Archive for February, 2010

Howdy people,

Me again with some more information of how both Code Contracts and Pex can be used together to write expressive tests (while still specifying a (partial) specification of the code). In the course of this article wel’ll also cover Assertions and Assumptions. In order to point out only the necessary topics, let’s introduce a new (very basic) sample project, and let’s perform the following steps:

  • Create a console application called MusicStore
  • Create the class Artist (as of Figure 1)
  • Create the class Album (as of Figure 2)
  • Enable Code Contracts checking (both static and runtime, as of figure 3)


Figure 1: The Artist class of the MusicStore project.


Figure 2: The Album class of the MusicStore project.


Figure 3: Enabling both Runtime Checking (Full), and Static Checking

Important: Do not forget to also check the Implicit Non-Null Obligations, as of Figure 3

The only critical point for CC should be the SellAlbum method of the Artist class. Why? Simply, because there we might have a parameter of type Album that could be NULL. And the Static Checker gives us the correct hints to it, as expected:


Figure 4: Expected CC’s Static Checker suggestion and warning.

So we have one suggestion to put a precondition, and an effective warning that we might be passing a parameter that could be NULL. This was predictable.

Running Pex over the method SellAlbum reveals the following results (If you need a starting point for Pex, please look at my article First steps with PEX: Automated White box Testing for .NET)


Figure 5: Pex results for 3 test cases, one providing the album parameter = NULL. Please note also the typical Pex exploration results’ table showing one column per parameter (in this case only album ).

What happens if we put an assertion to this critical parameter? Let’s simply add one, as shown in Figure 6:


Figure 6: Adding an assertion using a call to the static method Contract.Assert(bool condition) of the CC framework.

It makes sense to assert a number of AlbumsSold higher or equal to 1 (after 1 album has been sold), right? Does putting an assertion have an impact on Pex? Of course! Let’s run it again to see how:


Figure 7: Effects on Pex of using Code Contracts’ Assertions. Pex clearly identifies this as an assertion failure, hence letting the generated test case fail. Line 2 (highlighted the additionally created Pex test for the Code Contracts assertion).

So far, so good. Let’s look at Figure 6 again. We can also put such an assertion for the album object.

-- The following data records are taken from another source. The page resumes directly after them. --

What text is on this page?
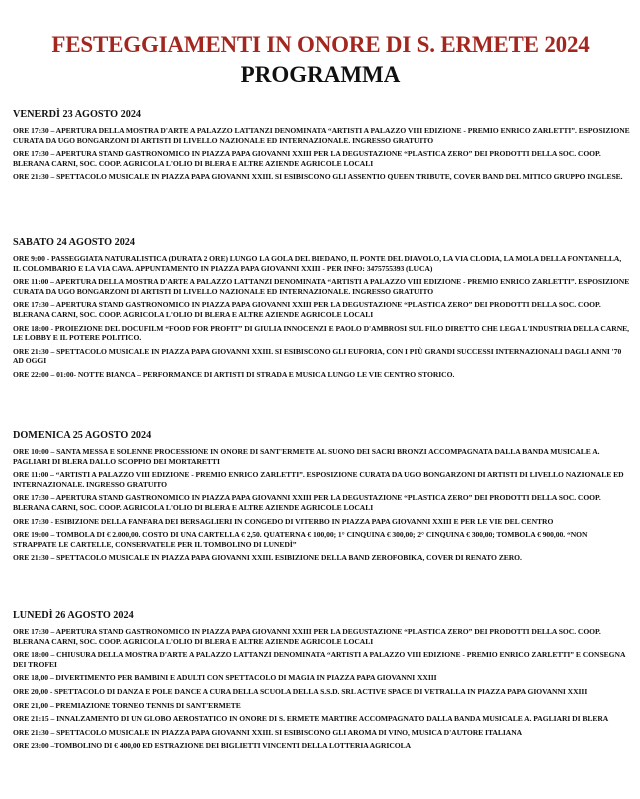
FESTEGGIAMENTI IN ONORE DI S. ERMETE 2024
PROGRAMMA
VENERDÌ 23 AGOSTO 2024

ORE 17:30 – APERTURA DELLA MOSTRA D'ARTE A PALAZZO LATTANZI DENOMINATA “ARTISTI A PALAZZO VIII EDIZIONE - PREMIO ENRICO ZARLETTI”. ESPOSIZIONE CURATA DA UGO BONGARZONI DI ARTISTI DI LIVELLO NAZIONALE ED INTERNAZIONALE. INGRESSO GRATUITO

ORE 17:30 – APERTURA STAND GASTRONOMICO IN PIAZZA PAPA GIOVANNI XXIII PER LA DEGUSTAZIONE “PLASTICA ZERO” DEI PRODOTTI DELLA SOC. COOP. BLERANA CARNI, SOC. COOP. AGRICOLA L'OLIO DI BLERA E ALTRE AZIENDE AGRICOLE LOCALI

ORE 21:30 – SPETTACOLO MUSICALE IN PIAZZA PAPA GIOVANNI XXIII. SI ESIBISCONO GLI ASSENTIO QUEEN TRIBUTE, COVER BAND DEL MITICO GRUPPO INGLESE.

SABATO 24 AGOSTO 2024

ORE 9:00 - PASSEGGIATA NATURALISTICA (DURATA 2 ORE) LUNGO LA GOLA DEL BIEDANO, IL PONTE DEL DIAVOLO, LA VIA CLODIA, LA MOLA DELLA FONTANELLA, IL COLOMBARIO E LA VIA CAVA. APPUNTAMENTO IN PIAZZA PAPA GIOVANNI XXIII - PER INFO: 3475755393 (LUCA)

ORE 11:00 – APERTURA DELLA MOSTRA D'ARTE A PALAZZO LATTANZI DENOMINATA “ARTISTI A PALAZZO VIII EDIZIONE - PREMIO ENRICO ZARLETTI”. ESPOSIZIONE CURATA DA UGO BONGARZONI DI ARTISTI DI LIVELLO NAZIONALE ED INTERNAZIONALE. INGRESSO GRATUITO

ORE 17:30 – APERTURA STAND GASTRONOMICO IN PIAZZA PAPA GIOVANNI XXIII PER LA DEGUSTAZIONE “PLASTICA ZERO” DEI PRODOTTI DELLA SOC. COOP. BLERANA CARNI, SOC. COOP. AGRICOLA L'OLIO DI BLERA E ALTRE AZIENDE AGRICOLE LOCALI

ORE 18:00 - PROIEZIONE DEL DOCUFILM “FOOD FOR PROFIT” DI GIULIA INNOCENZI E PAOLO D'AMBROSI SUL FILO DIRETTO CHE LEGA L'INDUSTRIA DELLA CARNE, LE LOBBY E IL POTERE POLITICO.

ORE 21:30 – SPETTACOLO MUSICALE IN PIAZZA PAPA GIOVANNI XXIII. SI ESIBISCONO GLI EUFORIA, CON I PIÙ GRANDI SUCCESSI INTERNAZIONALI DAGLI ANNI '70 AD OGGI

ORE 22:00 – 01:00- NOTTE BIANCA – PERFORMANCE DI ARTISTI DI STRADA E MUSICA LUNGO LE VIE CENTRO STORICO.

DOMENICA 25 AGOSTO 2024

ORE 10:00 – SANTA MESSA E SOLENNE PROCESSIONE IN ONORE DI SANT'ERMETE AL SUONO DEI SACRI BRONZI ACCOMPAGNATA DALLA BANDA MUSICALE A. PAGLIARI DI BLERA DALLO SCOPPIO DEI MORTARETTI

ORE 11:00 – “ARTISTI A PALAZZO VIII EDIZIONE - PREMIO ENRICO ZARLETTI”. ESPOSIZIONE CURATA DA UGO BONGARZONI DI ARTISTI DI LIVELLO NAZIONALE ED INTERNAZIONALE. INGRESSO GRATUITO

ORE 17:30 – APERTURA STAND GASTRONOMICO IN PIAZZA PAPA GIOVANNI XXIII PER LA DEGUSTAZIONE “PLASTICA ZERO” DEI PRODOTTI DELLA SOC. COOP. BLERANA CARNI, SOC. COOP. AGRICOLA L'OLIO DI BLERA E ALTRE AZIENDE AGRICOLE LOCALI

ORE 17:30 - ESIBIZIONE DELLA FANFARA DEI BERSAGLIERI IN CONGEDO DI VITERBO IN PIAZZA PAPA GIOVANNI XXIII E PER LE VIE DEL CENTRO

ORE 19:00 – TOMBOLA DI € 2.000,00. COSTO DI UNA CARTELLA € 2,50. QUATERNA € 100,00; 1° CINQUINA € 300,00; 2° CINQUINA € 300,00; TOMBOLA € 900,00. “NON STRAPPATE LE CARTELLE, CONSERVATELE PER IL TOMBOLINO DI LUNEDÌ”

ORE 21:30 – SPETTACOLO MUSICALE IN PIAZZA PAPA GIOVANNI XXIII. ESIBIZIONE DELLA BAND ZEROFOBIKA, COVER DI RENATO ZERO.

LUNEDÌ 26 AGOSTO 2024

ORE 17:30 – APERTURA STAND GASTRONOMICO IN PIAZZA PAPA GIOVANNI XXIII PER LA DEGUSTAZIONE “PLASTICA ZERO” DEI PRODOTTI DELLA SOC. COOP. BLERANA CARNI, SOC. COOP. AGRICOLA L'OLIO DI BLERA E ALTRE AZIENDE AGRICOLE LOCALI

ORE 18:00 – CHIUSURA DELLA MOSTRA D'ARTE A PALAZZO LATTANZI DENOMINATA “ARTISTI A PALAZZO VIII EDIZIONE - PREMIO ENRICO ZARLETTI” E CONSEGNA DEI TROFEI

ORE 18,00 – DIVERTIMENTO PER BAMBINI E ADULTI CON SPETTACOLO DI MAGIA IN PIAZZA PAPA GIOVANNI XXIII

ORE 20,00 - SPETTACOLO DI DANZA E POLE DANCE A CURA DELLA SCUOLA DELLA S.S.D. SRL ACTIVE SPACE DI VETRALLA IN PIAZZA PAPA GIOVANNI XXIII

ORE 21,00 – PREMIAZIONE TORNEO TENNIS DI SANT'ERMETE

ORE 21:15 – INNALZAMENTO DI UN GLOBO AEROSTATICO IN ONORE DI S. ERMETE MARTIRE ACCOMPAGNATO DALLA BANDA MUSICALE A. PAGLIARI DI BLERA

ORE 21:30 – SPETTACOLO MUSICALE IN PIAZZA PAPA GIOVANNI XXIII. SI ESIBISCONO GLI AROMA DI VINO, MUSICA D'AUTORE ITALIANA

ORE 23:00 –TOMBOLINO DI € 400,00 ED ESTRAZIONE DEI BIGLIETTI VINCENTI DELLA LOTTERIA AGRICOLA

This clearly makes sense – since selling an album should increase the album’s TimesSold count. Let’s do this in Figure 8:


Figure 8: Added another assertion for the album.TimesSold property.

And immediately, let’s look at the Static Checker warnings and the generated Pex test cases (Figures 9 and 10):


Figure 9: One more unproven assert warning for our newly added Assertion in the SellAlbum method. This was expected. Let’s run Pex again!


Figure 10: Line 3 shows the newly generated (and failed) test case of Pex. Again, this was expected.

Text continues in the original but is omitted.